The presenter summarized numerous General Assembly changes that will affect local administration. House Bill 78 makes certification of election results a non‑discretionary, ministerial duty for local boards and creates removal exposure and a monetary penalty if a local board refuses to certify; the state board can certify in a local board’s stead. The presenter said the Department of Elections will issue implementation guidance.

Andrea said the legislature will require board members to wear ID badges on election day displaying name, locality, position and term expiration; the law includes a small fine for knowing failure to wear the badge. She also cited House Bill 909, which expands the conduct rules that apply at in‑person absentee sites to match polling‑place conduct rules and increases the firearm‑free buffer to 100 feet from building entrances (other conduct restrictions remain at 40 feet), noting potential implications for signage and courthouse coordination.

On voter registration and list maintenance, Andrea said the law tightens cancellation procedures: cancellations must be driven by Department of Elections‑approved sources, include unique identifiers, and require notice to affected voters with a 14‑day ability to contest some cancellations. She described provision for safeguards for active‑duty military voters and changes that centralize and standardize data sources and confidence scores used to confirm removals.

The presenter also reviewed absentee and provisional ballot changes that will affect local operations. Among them: extended cure windows (deadlines moving to later in the week after elections in some instances), daily updating of absentee‑ballot acceptance/rejection status with notice requirements, and a requirement to permit Sunday early voting (two Sundays immediately preceding an election, with a minimum five‑hour window between 11 a.m. and 5 p.m.).
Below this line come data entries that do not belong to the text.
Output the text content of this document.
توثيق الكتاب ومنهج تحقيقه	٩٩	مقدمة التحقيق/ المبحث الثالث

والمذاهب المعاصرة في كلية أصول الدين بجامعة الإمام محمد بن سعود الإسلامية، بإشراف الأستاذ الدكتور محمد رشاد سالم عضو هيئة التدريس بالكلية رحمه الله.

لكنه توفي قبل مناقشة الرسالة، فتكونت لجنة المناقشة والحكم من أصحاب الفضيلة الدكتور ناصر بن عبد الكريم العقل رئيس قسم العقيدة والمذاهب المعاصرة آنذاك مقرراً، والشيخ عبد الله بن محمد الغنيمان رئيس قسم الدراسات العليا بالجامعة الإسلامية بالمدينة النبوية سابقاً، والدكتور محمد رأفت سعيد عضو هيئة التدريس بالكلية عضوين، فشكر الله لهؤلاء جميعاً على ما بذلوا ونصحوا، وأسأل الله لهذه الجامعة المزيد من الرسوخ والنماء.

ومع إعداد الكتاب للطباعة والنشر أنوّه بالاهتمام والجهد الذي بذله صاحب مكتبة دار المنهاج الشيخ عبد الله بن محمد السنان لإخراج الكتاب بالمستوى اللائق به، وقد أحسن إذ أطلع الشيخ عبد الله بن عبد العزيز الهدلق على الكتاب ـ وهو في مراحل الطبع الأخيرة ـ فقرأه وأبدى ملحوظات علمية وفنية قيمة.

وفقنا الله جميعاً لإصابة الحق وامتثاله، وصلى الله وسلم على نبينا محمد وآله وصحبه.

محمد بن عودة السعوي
Andrea said many provisions have staggered effective dates, with a number taking effect July 1 and some effective the following year.

On ballot counting, she said machine‑readable ballots must be scanned by ballot scanners rather than hand‑counted except when scanners are inoperable and a backup is unavailable; damaged machine‑readable ballots must be duplicated by a bipartisan team and cross‑referenced to the original, but state guidance is expected on handling originals after duplication.

Why it matters: the changes shift several duties toward statewide standards and oversight and impose new operational requirements — from additional signage and badges to altered timelines for curing ballots and for list maintenance — that will affect staffing, training and outreach ahead of November’s election.

The board asked for follow‑up materials and noted the registrar and staff will issue guidance and update training and policy documents as Department of Elections guidance is released. "We may need to request additional signage," Andrea said. "I'll be on the lookout for those badges."